Os países escolhidos foram Camboja, Finlândia, Quênia, Peru e o Brasil, este último 
já estudado na Unidade 2, e são países que apresentam realidades muito diferentes, 
que vão desde o modelo de governo ao grau de investimento do Produto Interno 
Bruto (PIB) em Educação, porém, que em matéria de educação, demonstraram o 
mesmo nível de preocupação com seus estudantes. 
O estudo definiu o currículo como a ferramenta que guia todos os aspectos 
básicos da educação, que definem a qualidade, a inclusão, a relevância, o 
conteúdo, a aprendizagem, o ensino, a avaliação e também os ambientes de ensino e 
aprendizagem, entre outros. É com ele que torna-se possível entender os 
objetivos, os anseios e os desejos de um país. 
O objetivo do IBE foi conseguir compreender, de forma geral e aprofundada, 
as tendências mundiais e regionais do quadro curricular contemporâneo, 
verificando, dentre outras questões, quais países inseriram em suas práticas novas 
tecnologias e metodologias de ensino e quais as suas principais preocupações.

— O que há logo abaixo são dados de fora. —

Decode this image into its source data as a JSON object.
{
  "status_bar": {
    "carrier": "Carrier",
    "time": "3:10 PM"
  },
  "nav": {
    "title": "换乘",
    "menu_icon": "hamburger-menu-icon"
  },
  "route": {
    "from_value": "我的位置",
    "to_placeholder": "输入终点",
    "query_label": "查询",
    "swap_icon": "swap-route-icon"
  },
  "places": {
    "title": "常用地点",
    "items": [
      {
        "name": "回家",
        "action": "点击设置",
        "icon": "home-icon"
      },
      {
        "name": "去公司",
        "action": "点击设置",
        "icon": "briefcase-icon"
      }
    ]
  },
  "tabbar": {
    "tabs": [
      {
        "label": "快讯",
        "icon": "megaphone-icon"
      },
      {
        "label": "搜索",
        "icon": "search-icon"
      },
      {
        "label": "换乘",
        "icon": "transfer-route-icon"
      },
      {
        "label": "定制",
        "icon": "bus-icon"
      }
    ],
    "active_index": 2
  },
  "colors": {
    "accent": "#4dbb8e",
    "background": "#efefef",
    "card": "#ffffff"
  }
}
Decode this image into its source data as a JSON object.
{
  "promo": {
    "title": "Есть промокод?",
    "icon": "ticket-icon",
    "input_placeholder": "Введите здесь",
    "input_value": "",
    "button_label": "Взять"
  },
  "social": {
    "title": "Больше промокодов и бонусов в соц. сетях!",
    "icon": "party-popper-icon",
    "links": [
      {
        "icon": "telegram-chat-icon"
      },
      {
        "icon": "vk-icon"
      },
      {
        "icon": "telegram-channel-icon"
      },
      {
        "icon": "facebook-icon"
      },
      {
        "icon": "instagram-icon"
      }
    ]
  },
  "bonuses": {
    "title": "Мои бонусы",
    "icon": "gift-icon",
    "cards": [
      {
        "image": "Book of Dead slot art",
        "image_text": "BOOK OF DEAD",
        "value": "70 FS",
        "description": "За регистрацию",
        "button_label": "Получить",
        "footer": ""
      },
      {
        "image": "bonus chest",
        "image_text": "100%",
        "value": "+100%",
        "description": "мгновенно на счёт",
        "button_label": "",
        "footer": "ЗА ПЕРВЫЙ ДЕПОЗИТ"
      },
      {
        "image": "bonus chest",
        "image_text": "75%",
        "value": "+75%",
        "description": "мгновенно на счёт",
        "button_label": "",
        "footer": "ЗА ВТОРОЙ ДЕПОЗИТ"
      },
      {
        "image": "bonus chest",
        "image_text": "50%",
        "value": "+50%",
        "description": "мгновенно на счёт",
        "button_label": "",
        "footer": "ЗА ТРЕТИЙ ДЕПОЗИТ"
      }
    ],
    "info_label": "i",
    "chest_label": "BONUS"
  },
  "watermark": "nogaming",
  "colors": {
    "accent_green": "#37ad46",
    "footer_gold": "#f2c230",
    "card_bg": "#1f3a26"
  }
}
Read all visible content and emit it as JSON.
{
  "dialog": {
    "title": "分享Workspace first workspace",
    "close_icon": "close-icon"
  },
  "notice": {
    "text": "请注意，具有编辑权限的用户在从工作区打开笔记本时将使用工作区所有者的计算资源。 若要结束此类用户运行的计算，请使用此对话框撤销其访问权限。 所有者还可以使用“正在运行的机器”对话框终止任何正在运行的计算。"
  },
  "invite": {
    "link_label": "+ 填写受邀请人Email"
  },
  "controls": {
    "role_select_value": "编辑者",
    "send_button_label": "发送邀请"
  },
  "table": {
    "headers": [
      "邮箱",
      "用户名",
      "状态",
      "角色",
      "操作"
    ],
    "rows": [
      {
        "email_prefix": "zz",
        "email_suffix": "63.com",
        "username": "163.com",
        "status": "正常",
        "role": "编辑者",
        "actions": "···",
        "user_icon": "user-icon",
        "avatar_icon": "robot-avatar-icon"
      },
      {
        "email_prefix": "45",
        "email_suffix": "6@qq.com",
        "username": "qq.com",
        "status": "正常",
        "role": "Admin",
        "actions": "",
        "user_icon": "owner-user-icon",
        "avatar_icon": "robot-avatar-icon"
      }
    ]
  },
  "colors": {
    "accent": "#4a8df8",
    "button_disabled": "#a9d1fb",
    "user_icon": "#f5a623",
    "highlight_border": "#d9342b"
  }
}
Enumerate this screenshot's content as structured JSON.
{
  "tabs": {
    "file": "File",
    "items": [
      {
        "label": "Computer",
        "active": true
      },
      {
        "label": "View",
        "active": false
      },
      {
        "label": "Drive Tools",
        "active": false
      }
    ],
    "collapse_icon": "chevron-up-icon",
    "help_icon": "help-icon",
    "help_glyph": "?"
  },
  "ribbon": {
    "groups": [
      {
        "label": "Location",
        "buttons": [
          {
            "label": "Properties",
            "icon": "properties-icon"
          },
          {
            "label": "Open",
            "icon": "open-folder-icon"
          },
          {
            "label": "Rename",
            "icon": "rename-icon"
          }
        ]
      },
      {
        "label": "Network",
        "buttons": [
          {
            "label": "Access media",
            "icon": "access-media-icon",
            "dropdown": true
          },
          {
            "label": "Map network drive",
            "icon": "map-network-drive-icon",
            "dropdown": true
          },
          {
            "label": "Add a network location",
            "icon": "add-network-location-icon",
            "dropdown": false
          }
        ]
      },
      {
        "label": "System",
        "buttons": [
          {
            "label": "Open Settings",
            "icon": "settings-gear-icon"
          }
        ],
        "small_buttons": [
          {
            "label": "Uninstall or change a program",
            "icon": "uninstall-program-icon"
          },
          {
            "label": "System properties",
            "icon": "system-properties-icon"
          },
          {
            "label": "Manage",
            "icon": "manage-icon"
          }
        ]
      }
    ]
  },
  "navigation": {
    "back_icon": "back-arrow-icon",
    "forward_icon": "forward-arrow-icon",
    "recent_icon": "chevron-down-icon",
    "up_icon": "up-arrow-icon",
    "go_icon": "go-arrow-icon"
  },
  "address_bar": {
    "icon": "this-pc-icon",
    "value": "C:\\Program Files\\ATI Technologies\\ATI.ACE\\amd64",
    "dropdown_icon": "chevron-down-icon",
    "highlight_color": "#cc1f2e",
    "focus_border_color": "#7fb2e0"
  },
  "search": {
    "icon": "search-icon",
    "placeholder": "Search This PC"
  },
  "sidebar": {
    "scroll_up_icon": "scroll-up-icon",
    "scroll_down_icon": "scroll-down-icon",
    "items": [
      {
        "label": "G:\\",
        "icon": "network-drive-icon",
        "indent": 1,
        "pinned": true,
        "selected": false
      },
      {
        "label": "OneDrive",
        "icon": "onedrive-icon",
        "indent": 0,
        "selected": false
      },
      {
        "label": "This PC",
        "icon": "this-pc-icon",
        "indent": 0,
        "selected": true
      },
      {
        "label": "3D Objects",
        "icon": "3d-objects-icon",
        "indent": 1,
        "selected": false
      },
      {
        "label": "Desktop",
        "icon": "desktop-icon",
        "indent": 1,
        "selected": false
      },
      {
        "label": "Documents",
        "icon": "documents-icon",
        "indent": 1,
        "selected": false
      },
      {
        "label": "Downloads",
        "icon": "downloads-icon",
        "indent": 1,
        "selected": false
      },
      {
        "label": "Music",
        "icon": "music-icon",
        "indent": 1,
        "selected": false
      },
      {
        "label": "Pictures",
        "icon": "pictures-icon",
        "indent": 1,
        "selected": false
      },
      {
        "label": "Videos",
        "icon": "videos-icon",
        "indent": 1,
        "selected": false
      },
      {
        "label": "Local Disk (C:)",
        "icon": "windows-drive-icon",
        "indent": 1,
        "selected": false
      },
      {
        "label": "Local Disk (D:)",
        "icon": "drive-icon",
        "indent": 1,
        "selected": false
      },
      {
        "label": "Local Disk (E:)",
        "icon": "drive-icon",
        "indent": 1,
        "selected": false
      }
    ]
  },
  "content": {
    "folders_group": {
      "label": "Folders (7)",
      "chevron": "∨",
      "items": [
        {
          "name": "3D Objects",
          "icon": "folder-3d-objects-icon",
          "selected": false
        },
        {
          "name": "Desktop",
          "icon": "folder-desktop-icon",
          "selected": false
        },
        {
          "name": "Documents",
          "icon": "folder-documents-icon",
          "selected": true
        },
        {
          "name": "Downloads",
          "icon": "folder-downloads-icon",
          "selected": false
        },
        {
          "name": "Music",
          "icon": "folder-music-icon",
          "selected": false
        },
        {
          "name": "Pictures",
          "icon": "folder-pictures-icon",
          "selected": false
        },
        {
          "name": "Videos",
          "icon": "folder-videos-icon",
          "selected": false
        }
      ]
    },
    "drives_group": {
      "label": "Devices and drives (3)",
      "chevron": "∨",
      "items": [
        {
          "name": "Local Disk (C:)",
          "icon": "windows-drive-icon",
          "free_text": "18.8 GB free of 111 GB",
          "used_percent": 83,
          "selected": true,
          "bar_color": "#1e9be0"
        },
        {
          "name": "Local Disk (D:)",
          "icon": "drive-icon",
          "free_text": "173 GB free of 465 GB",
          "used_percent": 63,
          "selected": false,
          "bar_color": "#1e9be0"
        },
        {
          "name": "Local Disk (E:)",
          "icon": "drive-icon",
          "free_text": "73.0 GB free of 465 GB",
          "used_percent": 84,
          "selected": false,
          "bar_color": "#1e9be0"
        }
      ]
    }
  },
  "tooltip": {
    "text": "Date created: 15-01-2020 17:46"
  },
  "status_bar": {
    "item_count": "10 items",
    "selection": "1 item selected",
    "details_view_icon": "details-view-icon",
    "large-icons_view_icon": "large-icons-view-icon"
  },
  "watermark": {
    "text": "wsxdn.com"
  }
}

Oliveira (2019) se aprofundou nas informações desse estudo da Unesco e 
apresentou uma comparação entre os currículos. Vejamos como ficou essa 
comparação. 
Vale ressaltar que ela foi realizada em 2019 e levou em consideração o ano em 
que ocorreu a reforma curricular em cada um dos países estudados, sendo que no 
Brasil foi em 2017, no Camboja em 2015, na Finlândia em 2014, no Quênia em 
2017 e no Peru em 2016, o que significa que podemos ter alguns dados mais atuais 
no caso de um novo estudo a ser realizado.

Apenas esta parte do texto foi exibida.